Luxemburger Wort

A contre-temps

- Par Gaston Carré

Billet

La pandémie a mené au télétravai­l, celui-ci est une pratique solitaire et la solitude se dilate par dynamique intrinsèqu­e: qui se sent seul se sent seul de plus en plus et qui se croit seul au monde s’y croit unique, dans une inclinatio­n psychologi­que où l’on glisse très vite du doute à la suspicion, quand le sentiment d’être unique fait germer l’idée que vous êtes seul aussi à travailler.

Voilà un an que je me dévoue à l’entreprise, seul dans mon coin de cuisine, dans la conviction que 60 collègues travaillen­t de même, chacun dans sa solitude dévouée. Et là soudain dans mon coin je glisse, sur la pente morbide qui conduit au délire paranoïde: qu’est-ce qui me prouve que les autres aussi travaillen­t?

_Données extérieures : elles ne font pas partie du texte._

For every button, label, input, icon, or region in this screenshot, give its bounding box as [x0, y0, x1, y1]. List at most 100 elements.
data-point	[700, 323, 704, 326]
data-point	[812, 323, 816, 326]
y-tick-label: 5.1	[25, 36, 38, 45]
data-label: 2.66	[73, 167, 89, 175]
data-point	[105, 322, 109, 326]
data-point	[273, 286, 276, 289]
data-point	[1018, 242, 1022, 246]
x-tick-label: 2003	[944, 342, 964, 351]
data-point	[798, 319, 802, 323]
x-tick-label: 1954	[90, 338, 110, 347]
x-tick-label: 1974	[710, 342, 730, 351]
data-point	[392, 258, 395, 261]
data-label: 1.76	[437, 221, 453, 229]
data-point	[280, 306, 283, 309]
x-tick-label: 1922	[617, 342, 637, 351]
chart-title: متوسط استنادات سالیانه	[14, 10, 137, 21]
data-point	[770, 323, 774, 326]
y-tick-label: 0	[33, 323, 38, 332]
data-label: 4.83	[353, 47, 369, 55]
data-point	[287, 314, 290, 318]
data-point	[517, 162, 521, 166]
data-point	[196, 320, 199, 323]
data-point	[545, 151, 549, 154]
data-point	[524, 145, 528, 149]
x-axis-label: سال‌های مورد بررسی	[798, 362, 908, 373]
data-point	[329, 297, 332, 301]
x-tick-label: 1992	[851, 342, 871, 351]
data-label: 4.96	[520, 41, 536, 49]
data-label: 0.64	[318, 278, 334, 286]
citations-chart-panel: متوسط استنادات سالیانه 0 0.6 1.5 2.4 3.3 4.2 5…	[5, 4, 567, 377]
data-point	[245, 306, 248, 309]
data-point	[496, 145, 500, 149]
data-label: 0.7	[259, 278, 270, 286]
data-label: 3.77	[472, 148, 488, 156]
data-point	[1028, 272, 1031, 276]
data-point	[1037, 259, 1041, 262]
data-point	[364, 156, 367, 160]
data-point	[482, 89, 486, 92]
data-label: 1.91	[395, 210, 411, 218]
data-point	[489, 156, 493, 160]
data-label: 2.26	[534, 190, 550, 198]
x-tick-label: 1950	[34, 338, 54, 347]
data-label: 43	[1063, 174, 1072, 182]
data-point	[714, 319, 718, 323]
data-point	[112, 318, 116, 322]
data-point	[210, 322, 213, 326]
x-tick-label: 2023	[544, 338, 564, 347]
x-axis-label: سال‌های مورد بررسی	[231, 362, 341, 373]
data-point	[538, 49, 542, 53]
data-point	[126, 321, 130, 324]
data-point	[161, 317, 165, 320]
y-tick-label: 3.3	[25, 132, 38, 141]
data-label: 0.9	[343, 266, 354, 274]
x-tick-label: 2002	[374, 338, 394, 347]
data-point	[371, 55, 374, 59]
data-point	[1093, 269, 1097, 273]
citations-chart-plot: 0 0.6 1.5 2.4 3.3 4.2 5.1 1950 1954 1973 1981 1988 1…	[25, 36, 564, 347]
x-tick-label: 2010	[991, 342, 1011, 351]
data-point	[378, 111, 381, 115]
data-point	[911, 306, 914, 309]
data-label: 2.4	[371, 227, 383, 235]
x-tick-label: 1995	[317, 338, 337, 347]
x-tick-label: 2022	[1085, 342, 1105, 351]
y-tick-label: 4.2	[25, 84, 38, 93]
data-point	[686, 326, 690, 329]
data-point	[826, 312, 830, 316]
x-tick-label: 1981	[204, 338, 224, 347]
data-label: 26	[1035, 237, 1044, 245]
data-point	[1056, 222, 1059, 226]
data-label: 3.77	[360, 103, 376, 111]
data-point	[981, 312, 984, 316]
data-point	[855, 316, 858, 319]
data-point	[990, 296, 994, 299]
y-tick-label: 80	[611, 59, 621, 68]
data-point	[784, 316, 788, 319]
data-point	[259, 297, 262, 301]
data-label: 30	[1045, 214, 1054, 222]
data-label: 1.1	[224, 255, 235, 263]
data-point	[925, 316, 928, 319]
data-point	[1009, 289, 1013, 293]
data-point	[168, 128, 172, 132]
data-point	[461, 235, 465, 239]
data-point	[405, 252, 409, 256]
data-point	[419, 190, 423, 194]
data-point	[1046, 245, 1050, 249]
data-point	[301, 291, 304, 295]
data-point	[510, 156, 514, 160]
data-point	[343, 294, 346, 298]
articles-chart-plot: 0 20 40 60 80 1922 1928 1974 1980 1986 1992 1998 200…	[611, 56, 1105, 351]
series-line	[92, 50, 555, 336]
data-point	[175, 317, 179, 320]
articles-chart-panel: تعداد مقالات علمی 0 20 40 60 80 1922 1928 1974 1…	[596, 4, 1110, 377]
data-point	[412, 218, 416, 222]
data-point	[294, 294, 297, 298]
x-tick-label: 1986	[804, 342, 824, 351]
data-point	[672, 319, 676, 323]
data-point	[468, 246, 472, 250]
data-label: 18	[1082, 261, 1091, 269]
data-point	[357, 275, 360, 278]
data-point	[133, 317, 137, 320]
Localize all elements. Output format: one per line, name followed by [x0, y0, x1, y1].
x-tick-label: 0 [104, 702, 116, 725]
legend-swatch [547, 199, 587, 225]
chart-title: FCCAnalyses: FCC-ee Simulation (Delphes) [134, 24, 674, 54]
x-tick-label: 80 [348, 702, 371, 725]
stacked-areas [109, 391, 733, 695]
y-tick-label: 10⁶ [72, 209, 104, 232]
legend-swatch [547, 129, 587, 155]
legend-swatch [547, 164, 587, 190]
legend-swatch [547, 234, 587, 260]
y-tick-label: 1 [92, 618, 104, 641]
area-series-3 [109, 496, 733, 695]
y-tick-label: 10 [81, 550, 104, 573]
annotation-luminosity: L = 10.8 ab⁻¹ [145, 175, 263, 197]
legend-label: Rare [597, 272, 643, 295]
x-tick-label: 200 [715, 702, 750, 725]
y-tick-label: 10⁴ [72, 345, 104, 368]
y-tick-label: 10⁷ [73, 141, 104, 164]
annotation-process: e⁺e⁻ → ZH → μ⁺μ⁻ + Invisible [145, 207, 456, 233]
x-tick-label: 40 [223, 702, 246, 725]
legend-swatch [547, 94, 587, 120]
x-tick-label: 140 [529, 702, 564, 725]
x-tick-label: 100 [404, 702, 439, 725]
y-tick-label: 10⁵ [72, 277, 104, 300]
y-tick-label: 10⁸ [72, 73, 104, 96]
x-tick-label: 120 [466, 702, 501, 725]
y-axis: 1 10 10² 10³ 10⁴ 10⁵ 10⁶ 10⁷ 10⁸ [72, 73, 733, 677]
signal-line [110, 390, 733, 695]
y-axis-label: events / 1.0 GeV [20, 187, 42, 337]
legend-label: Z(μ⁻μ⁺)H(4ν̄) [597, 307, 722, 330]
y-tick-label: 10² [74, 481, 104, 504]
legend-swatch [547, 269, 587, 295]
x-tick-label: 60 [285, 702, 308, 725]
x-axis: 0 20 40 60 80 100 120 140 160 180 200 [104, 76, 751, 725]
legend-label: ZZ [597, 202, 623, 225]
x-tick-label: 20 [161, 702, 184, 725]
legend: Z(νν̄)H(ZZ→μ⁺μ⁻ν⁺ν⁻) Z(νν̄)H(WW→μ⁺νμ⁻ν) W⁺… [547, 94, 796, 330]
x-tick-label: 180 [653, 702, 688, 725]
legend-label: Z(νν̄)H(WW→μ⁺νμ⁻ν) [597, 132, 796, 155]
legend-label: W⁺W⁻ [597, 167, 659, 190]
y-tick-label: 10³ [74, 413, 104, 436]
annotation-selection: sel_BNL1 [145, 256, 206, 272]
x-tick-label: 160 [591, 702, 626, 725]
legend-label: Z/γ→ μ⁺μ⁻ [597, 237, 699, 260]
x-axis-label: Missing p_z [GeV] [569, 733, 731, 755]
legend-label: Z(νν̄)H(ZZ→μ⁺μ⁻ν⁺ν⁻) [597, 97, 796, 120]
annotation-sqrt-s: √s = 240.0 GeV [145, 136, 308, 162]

Les collègues certes me font signe. Coucous, saluts, émoticones par WhatsApp ou SMS, messagers de la collectivi­té laborieuse. Mais d’où me chantent-ils, les coucous? Va savoir s’ils ne sont pas aux Baléares, les laborieux, en tongs sous les cocotiers! Va savoir si le patron même n’est pas en babouches à la réunion virtuelle du personnel absentiel, émettant d’un ryad à Marrakech?

Qui me dit que je ne suis pas, de son message, le seul destinatai­re, que les babouches ont viré les camarades, dont les signaux brasillent dans la toile comme dans la voie lactée brillent encore des astres morts? Qui me dit même que l’entreprise existe encore? Que je ne suis pas le galérien qui rame et soudain s’avise qu’il n’y a personne pour le fouetter, et qu’au demeurant il n’y a plus de galère non plus?

Est-ce pour parer à la parano que le «gongbang» a été créé? Il s’agit d’une applicatio­n numérique par quoi des étudiants s’exposent entrain d’étudier, comme pour prouver leur assiduité. Or il s’agit de plans fixes, on entend juste les pages tourner, ça dure des heures, parfois on ne voit pas même les visages, mais ces vidéos sont vues par des milliers d’autres étudiants qui disent se sentir moins seuls ainsi. On comprend alors que le but des esseulés n’est pas de montrer qu’ils travaillen­t, ni de vérifier si travaillen­t les autres, mais de signifier qu’ils sont nombreux à être seuls, et de tenter dès lors d’être seuls ensemble.

C’est un théâtre muet, sans action ni interactio­n, c’est un premier acte qui s’éternise, les personnage­s sont en place mais rien ne se passe, rien qu’un trafic de signes, au sein d’un agrégat dont la seule réciprocit­é est le signalemen­t de sa dispersion. Un théâtre tragique, parce que c’est de jeunes surtout qu’il s’agit, et que ceux-là sont, quoi qu’on dise, les victimes véritables de la crise.

A 12 ou 15 ans ces jeunes apprennent à être seuls, à un âge où d’ordinaire on apprend la socialité. A 18 ans ils devront apprendre l’être-ensemble, à un âge où d’ordinaire on découvre la solitude. Tous vivent à contre-temps, un temps qui accable leur jeunesse en ce qu’elle a de meilleur: les premières fois, les promesses du lendemain et l’expérience de la légèreté, quand rien ne pèse, emporté par le flux des jours. Ils n’ont pas 18 ans ces jeunes, et déjà ils ont manqué deux printemps.